Addictive, genre-melding fun!

Space: Cold and Colorful

If there's one thing Cargo Commander nails, it's atmosphere. Crates feel cold and mechanical, like there should be life there but isn't. Everything is utilitarian, including your home base. While it features a tiny bedroom and tinier bathroom, the vast majority of it is taken up by a loading bay and storage locker, all cast in mechanical oranges and greens. Zoom out just a little and the vastness of space unfolds around you, swirling with debris. In the background, strains of bluegrass play through tired loading bay speakers.

Dark and direness aside, the game features a nice sense of humor that lightens the mood. Most days feature a funny email from Cargo Corp. reminding you that, yeah, you're probably going to die but they really, really appreciate it. The cargo itself is also infused with silliness. Over the course of the game you'll collect unicorns, kittens and even a coveted alien sex toy. Cargo Commander also takes the cake as the first game I have seen with an actual “F you!” button. They call it a taunt but the real purpose is school boy giggles.

Graphically, the game employs a stylized cel-shaded technique that works quite well with the setting. The character models are nothing to brag about but the environments are pack a decent amount of detail. Zooming out for a “big picture” view of things is also impressive. The developer's choice of coloration for the outer space elements is pitch perfect and a joy to look at.

Shiny Side up?

As much fun as the game is, it noticeably lacks polish. When the game thinks, it freezes for strangely long periods of time. I found myself bringing up the task manager more than once thinking it had become unresponsive. This is especially odd considering how low the system requirements are.

The game can also be its own worst enemy. Because it employs a “gotta catch 'em all” mentality with cargo collection, it can be downright frustrating to pull crate after crate only to find that the item you need hasn't spawned. Ask any MMO player, and they will tell you that this problem isn't unique to Cargo Commander. Sometimes the system likes you and you will harvest a sector for serious progression. Other times it will be a total bust. Environments also lack the visual flare to make them memorable, leading each crate to feel much like the many others to come before it. This can lead to a feeling of repetitiveness over the long-term.

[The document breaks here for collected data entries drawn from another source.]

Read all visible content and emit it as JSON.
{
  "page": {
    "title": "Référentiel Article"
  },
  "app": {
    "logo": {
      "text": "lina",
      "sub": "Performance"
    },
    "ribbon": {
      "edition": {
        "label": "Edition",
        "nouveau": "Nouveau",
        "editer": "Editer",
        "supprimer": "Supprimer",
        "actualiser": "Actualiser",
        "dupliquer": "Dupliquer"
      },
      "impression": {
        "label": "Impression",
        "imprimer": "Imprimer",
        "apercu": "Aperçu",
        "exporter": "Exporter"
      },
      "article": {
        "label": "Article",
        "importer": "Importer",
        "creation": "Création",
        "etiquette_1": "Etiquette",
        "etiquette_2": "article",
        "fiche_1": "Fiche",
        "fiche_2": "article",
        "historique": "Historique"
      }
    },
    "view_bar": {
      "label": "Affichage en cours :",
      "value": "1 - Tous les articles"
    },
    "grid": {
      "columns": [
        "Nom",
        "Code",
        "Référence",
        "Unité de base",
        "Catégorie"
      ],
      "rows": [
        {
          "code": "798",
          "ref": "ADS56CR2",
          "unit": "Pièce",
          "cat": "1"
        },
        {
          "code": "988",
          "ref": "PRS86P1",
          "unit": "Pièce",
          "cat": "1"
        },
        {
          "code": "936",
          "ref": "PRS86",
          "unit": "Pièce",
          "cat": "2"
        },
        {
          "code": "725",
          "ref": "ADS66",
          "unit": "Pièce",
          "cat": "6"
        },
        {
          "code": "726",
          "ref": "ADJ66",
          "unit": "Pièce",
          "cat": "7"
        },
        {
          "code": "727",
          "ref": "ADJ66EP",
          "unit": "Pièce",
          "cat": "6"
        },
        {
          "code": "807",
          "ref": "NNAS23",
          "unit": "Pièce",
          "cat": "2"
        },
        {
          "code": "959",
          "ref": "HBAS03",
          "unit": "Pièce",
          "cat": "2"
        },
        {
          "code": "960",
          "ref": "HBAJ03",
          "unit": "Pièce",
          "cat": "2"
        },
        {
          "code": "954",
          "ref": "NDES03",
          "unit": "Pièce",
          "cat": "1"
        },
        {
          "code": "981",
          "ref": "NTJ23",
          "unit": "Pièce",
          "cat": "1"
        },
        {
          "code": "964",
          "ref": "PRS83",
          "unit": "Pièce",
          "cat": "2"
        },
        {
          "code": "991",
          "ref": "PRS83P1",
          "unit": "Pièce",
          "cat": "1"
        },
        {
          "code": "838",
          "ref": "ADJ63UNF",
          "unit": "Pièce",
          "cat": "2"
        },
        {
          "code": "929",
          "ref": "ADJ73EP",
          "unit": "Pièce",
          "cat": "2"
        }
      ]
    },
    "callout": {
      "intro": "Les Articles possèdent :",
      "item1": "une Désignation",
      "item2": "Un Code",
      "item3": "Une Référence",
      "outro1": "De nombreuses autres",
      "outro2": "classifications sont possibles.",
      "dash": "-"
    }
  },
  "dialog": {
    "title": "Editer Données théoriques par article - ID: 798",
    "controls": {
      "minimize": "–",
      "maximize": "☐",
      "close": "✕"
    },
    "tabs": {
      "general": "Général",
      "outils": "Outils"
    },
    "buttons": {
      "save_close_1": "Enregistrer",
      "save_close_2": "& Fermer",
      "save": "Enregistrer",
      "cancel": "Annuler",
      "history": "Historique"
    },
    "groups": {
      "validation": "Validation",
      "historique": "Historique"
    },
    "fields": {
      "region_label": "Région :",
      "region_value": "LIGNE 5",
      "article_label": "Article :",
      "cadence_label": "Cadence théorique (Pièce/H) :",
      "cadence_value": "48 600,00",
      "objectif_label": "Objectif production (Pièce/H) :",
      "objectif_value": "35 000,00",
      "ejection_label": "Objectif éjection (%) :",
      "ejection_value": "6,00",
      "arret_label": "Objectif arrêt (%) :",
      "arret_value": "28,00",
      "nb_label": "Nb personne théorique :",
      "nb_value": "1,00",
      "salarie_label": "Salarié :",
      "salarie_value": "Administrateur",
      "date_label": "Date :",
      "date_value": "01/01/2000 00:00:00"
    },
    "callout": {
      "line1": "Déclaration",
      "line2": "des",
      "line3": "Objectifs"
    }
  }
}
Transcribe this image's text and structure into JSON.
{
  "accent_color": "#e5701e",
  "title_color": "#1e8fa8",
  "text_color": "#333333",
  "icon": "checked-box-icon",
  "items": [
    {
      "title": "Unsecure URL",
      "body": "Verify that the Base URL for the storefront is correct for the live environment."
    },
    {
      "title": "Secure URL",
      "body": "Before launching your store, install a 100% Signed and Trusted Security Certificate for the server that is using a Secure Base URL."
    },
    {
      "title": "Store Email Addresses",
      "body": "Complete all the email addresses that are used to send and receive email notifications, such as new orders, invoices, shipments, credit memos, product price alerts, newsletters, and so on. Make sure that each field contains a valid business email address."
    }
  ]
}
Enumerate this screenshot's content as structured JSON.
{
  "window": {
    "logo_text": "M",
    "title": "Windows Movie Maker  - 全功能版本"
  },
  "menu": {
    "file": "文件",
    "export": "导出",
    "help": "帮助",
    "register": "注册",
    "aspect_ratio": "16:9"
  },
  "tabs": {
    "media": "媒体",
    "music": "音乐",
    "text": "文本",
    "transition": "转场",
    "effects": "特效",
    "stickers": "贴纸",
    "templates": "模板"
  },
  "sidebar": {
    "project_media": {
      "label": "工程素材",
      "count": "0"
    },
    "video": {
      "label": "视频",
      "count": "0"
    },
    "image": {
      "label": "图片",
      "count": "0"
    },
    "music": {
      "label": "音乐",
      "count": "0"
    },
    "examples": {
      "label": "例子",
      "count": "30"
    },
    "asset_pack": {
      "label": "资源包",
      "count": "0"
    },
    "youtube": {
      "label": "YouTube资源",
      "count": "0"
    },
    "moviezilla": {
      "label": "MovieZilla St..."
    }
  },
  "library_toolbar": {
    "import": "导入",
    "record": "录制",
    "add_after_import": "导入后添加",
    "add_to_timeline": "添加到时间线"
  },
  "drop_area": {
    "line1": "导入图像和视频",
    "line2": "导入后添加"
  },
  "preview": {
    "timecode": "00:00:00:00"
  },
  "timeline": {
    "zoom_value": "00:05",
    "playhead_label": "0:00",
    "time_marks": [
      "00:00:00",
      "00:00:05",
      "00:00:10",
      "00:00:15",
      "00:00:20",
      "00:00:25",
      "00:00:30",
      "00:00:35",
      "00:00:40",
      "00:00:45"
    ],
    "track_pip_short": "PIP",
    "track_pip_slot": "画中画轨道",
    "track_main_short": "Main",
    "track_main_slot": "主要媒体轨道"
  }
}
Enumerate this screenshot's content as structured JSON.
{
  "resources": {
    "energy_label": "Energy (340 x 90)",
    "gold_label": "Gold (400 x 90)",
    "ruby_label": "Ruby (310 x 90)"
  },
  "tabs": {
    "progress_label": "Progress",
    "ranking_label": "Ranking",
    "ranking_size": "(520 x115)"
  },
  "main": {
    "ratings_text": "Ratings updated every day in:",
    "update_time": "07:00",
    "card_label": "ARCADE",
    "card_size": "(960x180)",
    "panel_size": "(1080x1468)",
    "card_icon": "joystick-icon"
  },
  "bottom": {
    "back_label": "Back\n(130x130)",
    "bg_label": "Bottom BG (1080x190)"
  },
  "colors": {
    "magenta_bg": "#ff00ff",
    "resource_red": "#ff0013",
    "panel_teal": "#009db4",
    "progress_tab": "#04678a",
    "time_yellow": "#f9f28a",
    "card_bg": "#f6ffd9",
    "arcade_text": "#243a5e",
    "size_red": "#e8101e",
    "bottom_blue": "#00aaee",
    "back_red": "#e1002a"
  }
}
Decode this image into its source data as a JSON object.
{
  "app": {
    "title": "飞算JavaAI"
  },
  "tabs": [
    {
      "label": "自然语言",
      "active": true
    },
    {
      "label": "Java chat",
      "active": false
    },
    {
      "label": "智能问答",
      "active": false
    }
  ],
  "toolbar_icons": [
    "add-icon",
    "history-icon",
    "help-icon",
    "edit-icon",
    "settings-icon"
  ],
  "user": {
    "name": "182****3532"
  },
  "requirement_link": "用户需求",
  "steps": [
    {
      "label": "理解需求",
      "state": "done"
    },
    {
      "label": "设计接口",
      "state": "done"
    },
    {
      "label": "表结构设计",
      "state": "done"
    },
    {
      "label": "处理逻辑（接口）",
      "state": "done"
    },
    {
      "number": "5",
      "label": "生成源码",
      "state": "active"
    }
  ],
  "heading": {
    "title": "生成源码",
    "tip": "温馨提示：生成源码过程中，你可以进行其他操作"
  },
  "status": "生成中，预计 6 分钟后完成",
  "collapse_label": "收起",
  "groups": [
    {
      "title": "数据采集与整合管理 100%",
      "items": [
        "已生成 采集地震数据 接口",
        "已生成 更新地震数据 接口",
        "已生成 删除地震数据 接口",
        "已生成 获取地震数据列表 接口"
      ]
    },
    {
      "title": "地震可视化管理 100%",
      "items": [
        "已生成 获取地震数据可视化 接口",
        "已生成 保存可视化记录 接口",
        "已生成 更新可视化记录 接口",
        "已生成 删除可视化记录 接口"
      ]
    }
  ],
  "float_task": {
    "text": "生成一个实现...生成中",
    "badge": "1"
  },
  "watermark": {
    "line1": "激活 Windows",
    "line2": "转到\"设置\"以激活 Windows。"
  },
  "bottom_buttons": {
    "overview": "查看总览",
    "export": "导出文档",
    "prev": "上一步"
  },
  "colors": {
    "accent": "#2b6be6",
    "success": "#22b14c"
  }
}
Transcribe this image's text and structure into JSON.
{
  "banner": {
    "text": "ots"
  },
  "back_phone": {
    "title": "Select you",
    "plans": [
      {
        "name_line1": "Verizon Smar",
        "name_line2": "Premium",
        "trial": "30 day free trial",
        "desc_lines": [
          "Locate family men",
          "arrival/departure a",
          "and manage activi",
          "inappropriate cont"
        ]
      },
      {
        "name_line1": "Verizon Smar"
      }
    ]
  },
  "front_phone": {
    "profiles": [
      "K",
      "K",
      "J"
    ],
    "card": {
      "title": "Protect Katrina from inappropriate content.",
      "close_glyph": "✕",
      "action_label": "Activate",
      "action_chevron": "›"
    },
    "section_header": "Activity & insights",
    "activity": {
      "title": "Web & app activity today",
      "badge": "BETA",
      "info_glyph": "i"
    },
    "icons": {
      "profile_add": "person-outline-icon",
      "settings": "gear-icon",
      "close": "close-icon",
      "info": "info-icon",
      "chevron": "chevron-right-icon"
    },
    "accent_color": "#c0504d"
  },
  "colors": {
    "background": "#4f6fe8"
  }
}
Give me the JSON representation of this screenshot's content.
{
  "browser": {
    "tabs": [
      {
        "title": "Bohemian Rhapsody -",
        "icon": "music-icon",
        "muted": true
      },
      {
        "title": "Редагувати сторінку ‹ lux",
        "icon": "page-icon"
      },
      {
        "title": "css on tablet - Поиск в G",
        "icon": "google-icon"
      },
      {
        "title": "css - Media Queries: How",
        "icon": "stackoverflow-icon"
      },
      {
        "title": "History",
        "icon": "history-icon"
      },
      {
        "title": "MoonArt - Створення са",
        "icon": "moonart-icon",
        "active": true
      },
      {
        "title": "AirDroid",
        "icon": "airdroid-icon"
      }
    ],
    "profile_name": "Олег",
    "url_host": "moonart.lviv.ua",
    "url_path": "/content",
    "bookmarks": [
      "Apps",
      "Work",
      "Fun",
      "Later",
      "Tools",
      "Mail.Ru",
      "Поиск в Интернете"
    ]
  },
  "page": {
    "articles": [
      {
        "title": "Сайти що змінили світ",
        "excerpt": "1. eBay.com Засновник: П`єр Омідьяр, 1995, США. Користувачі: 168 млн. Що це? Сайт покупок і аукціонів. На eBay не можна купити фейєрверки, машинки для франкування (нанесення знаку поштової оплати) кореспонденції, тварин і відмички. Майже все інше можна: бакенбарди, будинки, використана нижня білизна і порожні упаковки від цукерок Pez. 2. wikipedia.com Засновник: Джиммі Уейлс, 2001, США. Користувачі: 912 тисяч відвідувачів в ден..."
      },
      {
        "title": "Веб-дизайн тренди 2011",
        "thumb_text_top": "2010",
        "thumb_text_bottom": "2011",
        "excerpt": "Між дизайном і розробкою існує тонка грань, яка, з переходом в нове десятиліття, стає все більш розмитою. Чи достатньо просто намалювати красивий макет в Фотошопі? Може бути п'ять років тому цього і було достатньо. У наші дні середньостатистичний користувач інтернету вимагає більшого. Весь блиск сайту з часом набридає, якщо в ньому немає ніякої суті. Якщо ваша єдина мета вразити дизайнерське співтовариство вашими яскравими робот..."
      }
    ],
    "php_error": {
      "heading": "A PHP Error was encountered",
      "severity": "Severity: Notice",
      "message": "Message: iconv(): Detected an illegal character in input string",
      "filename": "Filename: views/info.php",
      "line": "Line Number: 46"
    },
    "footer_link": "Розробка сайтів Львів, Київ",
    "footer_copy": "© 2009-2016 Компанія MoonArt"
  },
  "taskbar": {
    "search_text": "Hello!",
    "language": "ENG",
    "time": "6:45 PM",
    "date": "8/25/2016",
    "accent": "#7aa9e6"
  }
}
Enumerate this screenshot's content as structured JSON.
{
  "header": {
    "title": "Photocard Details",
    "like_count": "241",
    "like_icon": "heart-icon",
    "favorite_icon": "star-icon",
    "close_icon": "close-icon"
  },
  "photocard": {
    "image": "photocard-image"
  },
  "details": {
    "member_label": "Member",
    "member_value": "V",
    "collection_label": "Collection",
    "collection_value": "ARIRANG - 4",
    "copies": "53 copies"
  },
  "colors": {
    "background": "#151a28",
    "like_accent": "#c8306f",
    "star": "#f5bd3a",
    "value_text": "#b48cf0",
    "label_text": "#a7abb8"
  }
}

So, at the end of the day, does Cargo Commander hold its own? The answer is a definitive yes. While repetitiveness and randomization are a concern in the long term, the game does a lot of things right and provides hours and hours of gameplay for less than the cost of a movie ticket. The atmosphere is perfect, gameplay is tight and it has a compulsive quality to keep players coming back for just one more wave. It's a shame that production qualities weren't a little bit higher in some areas, but for $10, Serious Brew has crafted a worthy experience for both platformer and roguelike fans. This is a worthy first entry into what we hope will become a series.


fun score


Tight controls, addictive gameplay, great replayability.


Defeating at high levels, can feel repetitive in the long-term.